Meyrick described this species as follows:

♀︎. 11 mm. Head dark shining bronze. Palpi and antennae white lined with black. Thorax dark bronzy-fuscous, external edge of patagia white. Abdomen dark grey. Forewings elongate-lanceolate, fuscous, suffusedly streaked longitudinally with blackish; a fine white longitudinal line just beneath costa on basal fourth, costal edge black; dorsum white towards base; a light yellow-ochreous patch occupying basal third of wing from near costa to fold, marked with three fine whitish longitudinal lines diverging from base; two large fine whitish rings in disc before middle and about 2/3; a small black apical spot preceded by some whitish suffusion : cilia on costa dark grey, basal half barred with ochreous-whitish, on termen ochreous-whitish tinged with grey towards tips and basal area barred with grey. Hindwings grey, becoming dark grey towards apex : cilia whitish-grey.
Alfred Philpott studied and described the male genitalia of the species in 1927.

==Distribution==
This species is endemic to New Zealand. It has been found from Auckland to Invercargill.

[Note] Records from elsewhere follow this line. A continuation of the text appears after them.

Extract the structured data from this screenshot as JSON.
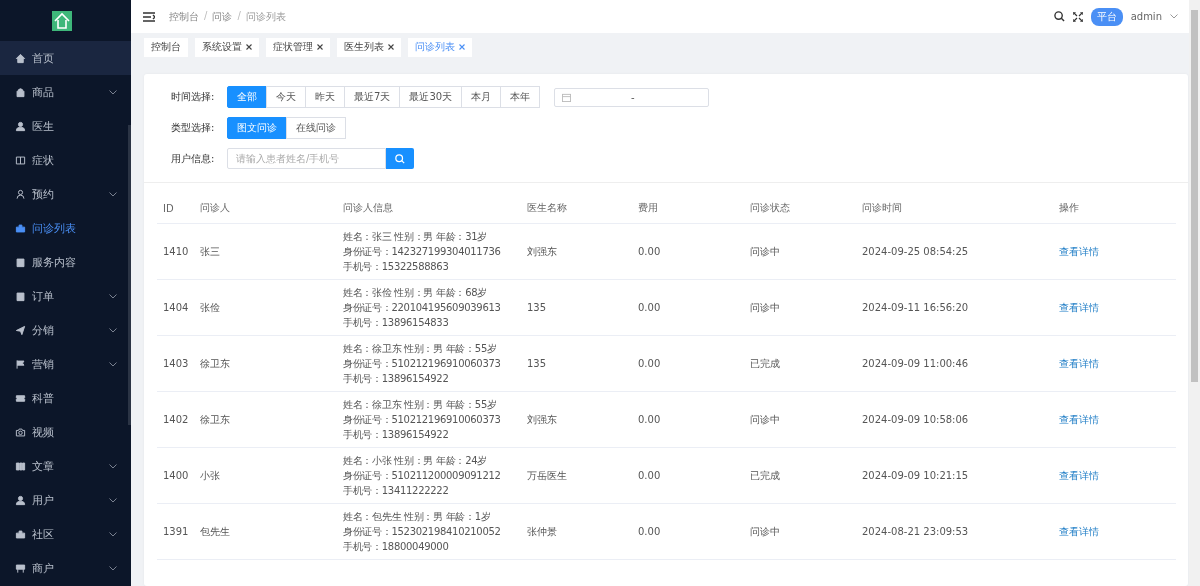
{
  "sidebar": {
    "items": [
      {
        "label": "首页",
        "expandable": false,
        "selected": false,
        "highlighted": true
      },
      {
        "label": "商品",
        "expandable": true,
        "selected": false,
        "highlighted": false
      },
      {
        "label": "医生",
        "expandable": false,
        "selected": false,
        "highlighted": false
      },
      {
        "label": "症状",
        "expandable": false,
        "selected": false,
        "highlighted": false
      },
      {
        "label": "预约",
        "expandable": true,
        "selected": false,
        "highlighted": false
      },
      {
        "label": "问诊列表",
        "expandable": false,
        "selected": true,
        "highlighted": false
      },
      {
        "label": "服务内容",
        "expandable": false,
        "selected": false,
        "highlighted": false
      },
      {
        "label": "订单",
        "expandable": true,
        "selected": false,
        "highlighted": false
      },
      {
        "label": "分销",
        "expandable": true,
        "selected": false,
        "highlighted": false
      },
      {
        "label": "营销",
        "expandable": true,
        "selected": false,
        "highlighted": false
      },
      {
        "label": "科普",
        "expandable": false,
        "selected": false,
        "highlighted": false
      },
      {
        "label": "视频",
        "expandable": false,
        "selected": false,
        "highlighted": false
      },
      {
        "label": "文章",
        "expandable": true,
        "selected": false,
        "highlighted": false
      },
      {
        "label": "用户",
        "expandable": true,
        "selected": false,
        "highlighted": false
      },
      {
        "label": "社区",
        "expandable": true,
        "selected": false,
        "highlighted": false
      },
      {
        "label": "商户",
        "expandable": true,
        "selected": false,
        "highlighted": false
      }
    ]
  },
  "header": {
    "breadcrumb": [
      "控制台",
      "问诊",
      "问诊列表"
    ],
    "breadcrumb_separator": "/",
    "role_badge": "平台",
    "user": "admin"
  },
  "tabs": [
    {
      "label": "控制台",
      "closable": false,
      "selected": false
    },
    {
      "label": "系统设置",
      "closable": true,
      "selected": false
    },
    {
      "label": "症状管理",
      "closable": true,
      "selected": false
    },
    {
      "label": "医生列表",
      "closable": true,
      "selected": false
    },
    {
      "label": "问诊列表",
      "closable": true,
      "selected": true
    }
  ],
  "filters": {
    "time": {
      "label": "时间选择:",
      "options": [
        {
          "label": "全部",
          "selected": true
        },
        {
          "label": "今天",
          "selected": false
        },
        {
          "label": "昨天",
          "selected": false
        },
        {
          "label": "最近7天",
          "selected": false
        },
        {
          "label": "最近30天",
          "selected": false
        },
        {
          "label": "本月",
          "selected": false
        },
        {
          "label": "本年",
          "selected": false
        }
      ],
      "range_separator": "-"
    },
    "type": {
      "label": "类型选择:",
      "options": [
        {
          "label": "图文问诊",
          "selected": true
        },
        {
          "label": "在线问诊",
          "selected": false
        }
      ]
    },
    "user": {
      "label": "用户信息:",
      "placeholder": "请输入患者姓名/手机号"
    }
  },
  "table": {
    "columns": [
      "ID",
      "问诊人",
      "问诊人信息",
      "医生名称",
      "费用",
      "问诊状态",
      "问诊时间",
      "操作"
    ],
    "rows": [
      {
        "id": "1410",
        "patient": "张三",
        "info": [
          "姓名：张三 性别：男 年龄：31岁",
          "身份证号：142327199304011736",
          "手机号：15322588863"
        ],
        "doctor": "刘强东",
        "fee": "0.00",
        "status": "问诊中",
        "time": "2024-09-25 08:54:25",
        "action": "查看详情"
      },
      {
        "id": "1404",
        "patient": "张俭",
        "info": [
          "姓名：张俭 性别：男 年龄：68岁",
          "身份证号：220104195609039613",
          "手机号：13896154833"
        ],
        "doctor": "135",
        "fee": "0.00",
        "status": "问诊中",
        "time": "2024-09-11 16:56:20",
        "action": "查看详情"
      },
      {
        "id": "1403",
        "patient": "徐卫东",
        "info": [
          "姓名：徐卫东 性别：男 年龄：55岁",
          "身份证号：510212196910060373",
          "手机号：13896154922"
        ],
        "doctor": "135",
        "fee": "0.00",
        "status": "已完成",
        "time": "2024-09-09 11:00:46",
        "action": "查看详情"
      },
      {
        "id": "1402",
        "patient": "徐卫东",
        "info": [
          "姓名：徐卫东 性别：男 年龄：55岁",
          "身份证号：510212196910060373",
          "手机号：13896154922"
        ],
        "doctor": "刘强东",
        "fee": "0.00",
        "status": "问诊中",
        "time": "2024-09-09 10:58:06",
        "action": "查看详情"
      },
      {
        "id": "1400",
        "patient": "小张",
        "info": [
          "姓名：小张 性别：男 年龄：24岁",
          "身份证号：510211200009091212",
          "手机号：13411222222"
        ],
        "doctor": "万岳医生",
        "fee": "0.00",
        "status": "已完成",
        "time": "2024-09-09 10:21:15",
        "action": "查看详情"
      },
      {
        "id": "1391",
        "patient": "包先生",
        "info": [
          "姓名：包先生 性别：男 年龄：1岁",
          "身份证号：152302198410210052",
          "手机号：18800049000"
        ],
        "doctor": "张仲景",
        "fee": "0.00",
        "status": "问诊中",
        "time": "2024-08-21 23:09:53",
        "action": "查看详情"
      }
    ]
  }
}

== Biology and behaviour ==
The adults of this species have been found on the wing in December and March. Hudson noted that C. ditrocha was a sluggish flyer and could be collected by sweeping foliage.

==Host plants and habitat==
The host plants of the larvae of this moth are unknown, but the larva may be a seed borer. Adults of this species prefer habitat at the edges of forest or scrub and appear to be associated with Pseudopanax arboreus.

== Conservation status ==
This species has been classified as having the "At Risk, Naturally Uncommon" conservation status under the New Zealand Threat Classification System.